Печататься начала уже пусть после 25-ти, но сразу успешно, хвалили ее, никогда не прорабатывали и никогда она не знала репрессий. В общем, благополучная, на первый взгляд, судьба. Но при этом два неудачных брака, оба довольно тяжело распадались, и при этом главная любовь ее жизни — Александр Яшин, который, значит, имел четырех детей, не уходил из семьи, красавец и храбрец Яшин, автор «Рычагов», о которых мы говорили, сам замечательный поэт и прозаик, которого за «Рычаги» и «Вологодскую свадьбу» нещадно избили в прессе, человек невероятной притягательности и храбрости. Десять лет продолжалась их тайная любовь, закончилась она в 1965-м, когда Тушнова умерла от рака, а три года спустя от рака умер и Яшин, тоже совсем еще не старым человеком. И вот это счастье, которое, как она сама пишет, намывалось по крупицам, эта любовь, которая существовала под запретом, это и есть главная тема ее настоящей лирики.

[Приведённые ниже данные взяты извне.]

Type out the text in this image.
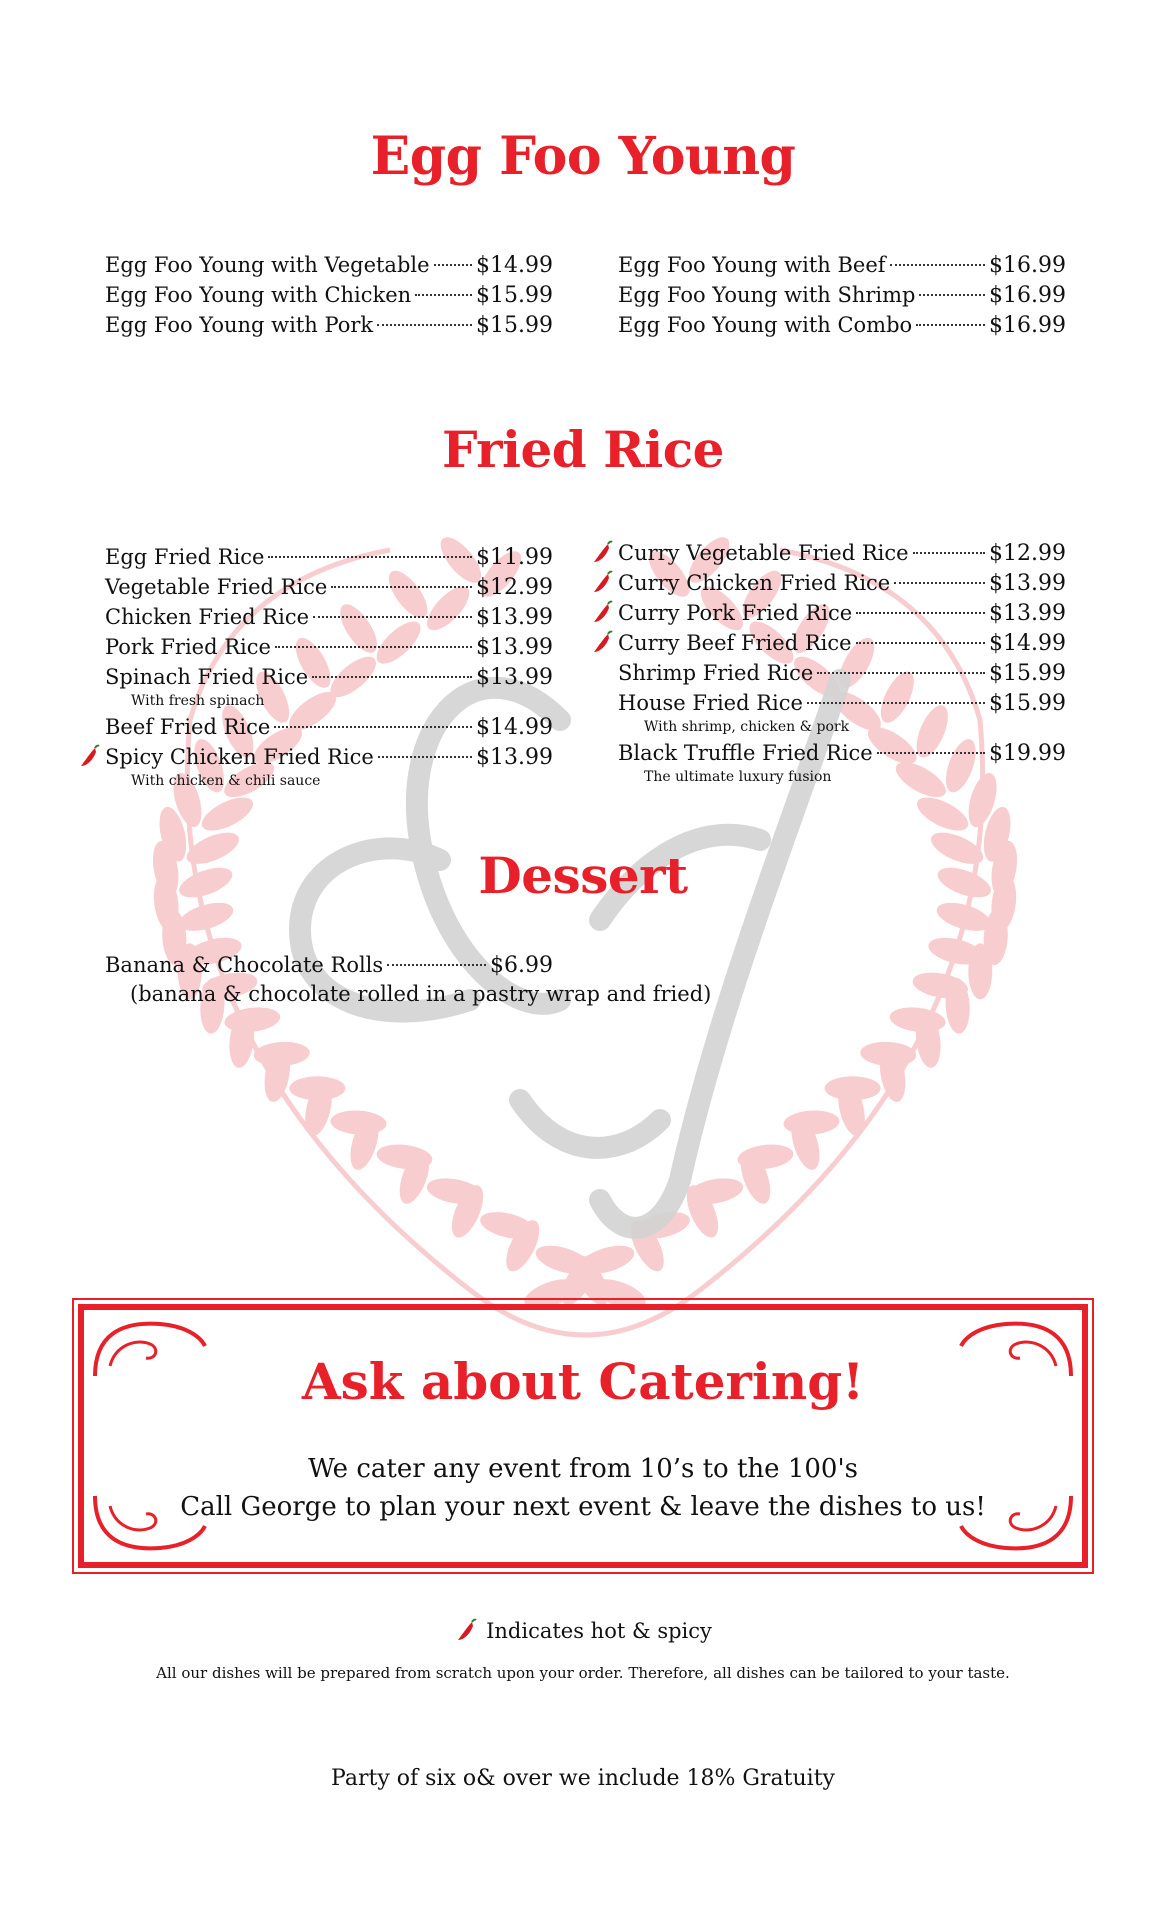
Egg Foo Young
Egg Foo Young with Vegetable $14.99
Egg Foo Young with Chicken	$15.99
Egg Foo Young with Pork	$15.99
Egg Foo Young with Beef	$16.99
Egg Foo Young with Shrimp	$16.99
Egg Foo Young with Combo	$16.99
Fried Rice
Egg Fried Rice	$11.99
Vegetable Fried Rice	$12.99
Chicken Fried Rice	$13.99
Pork Fried Rice	$13.99
Spinach Fried Rice	$13.99
With fresh spinach
Beef Fried Rice	$14.99
Spicy Chicken Fried Rice	$13.99
With chicken & chili sauce
Curry Vegetable Fried Rice	$12.99
Curry Chicken Fried Rice	$13.99
Curry Pork Fried Rice	$13.99
Curry Beef Fried Rice	$14.99
Shrimp Fried Rice	$15.99
House Fried Rice	$15.99
With shrimp, chicken & pork
Black Truffle Fried Rice	$19.99
The ultimate luxury fusion
Dessert
Banana & Chocolate Rolls	$6.99
(banana & chocolate rolled in a pastry wrap and fried)
Ask about Catering!
We cater any event from 10’s to the 100's
Call George to plan your next event & leave the dishes to us!
Indicates hot & spicy
All our dishes will be prepared from scratch upon your order. Therefore, all dishes can be tailored to your taste.
Party of six o& over we include 18% Gratuity
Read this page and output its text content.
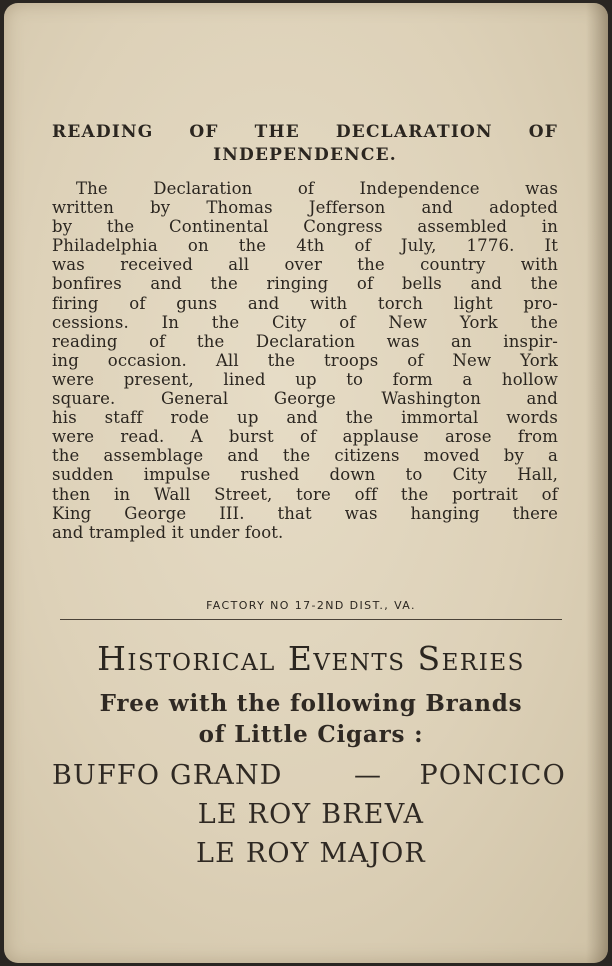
READING OF THE DECLARATION OF
INDEPENDENCE.
The Declaration of Independence was
written by Thomas Jefferson and adopted
by the Continental Congress assembled in
Philadelphia on the 4th of July, 1776. It
was received all over the country with
bonfires and the ringing of bells and the
firing of guns and with torch light pro-
cessions. In the City of New York the
reading of the Declaration was an inspir-
ing occasion. All the troops of New York
were present, lined up to form a hollow
square. General George Washington and
his staff rode up and the immortal words
were read. A burst of applause arose from
the assemblage and the citizens moved by a
sudden impulse rushed down to City Hall,
then in Wall Street, tore off the portrait of
King George III. that was hanging there
and trampled it under foot.
FACTORY NO 17-2ND DIST., VA.
Historical Events Series
Free with the following Brands
of Little Cigars :
BUFFO GRAND	— PONCICO
LE ROY BREVA
LE ROY MAJOR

Вот всегда есть ощущение: столько всего человеку дано, и так никто не хочет и не умеет этим воспользоваться. Я боюсь, что она действительно со своей универсальной одаренностью, со своей замечательной способностью быть счастливой в любых обстоятельствах, она действительно была как-то не по эпохе. Женщина она была слишком яркая и светская, чтобы в советское время, так сказать, по-человечески вписаться, потому что нет в ней ни ахматовской, ни цветаевской внутренней стали. Она слишком человек, и стихи ее — человеческие. Именно поэтому она находится вне советского мейнстрима. У нее всегда есть самоощущение человека, который вот принес себя в дар, а этот дар не приняли. И это есть в большинстве ее стихотворений, и, как ни горько, ей все время приходится умолять, чтобы ей разрешили быть.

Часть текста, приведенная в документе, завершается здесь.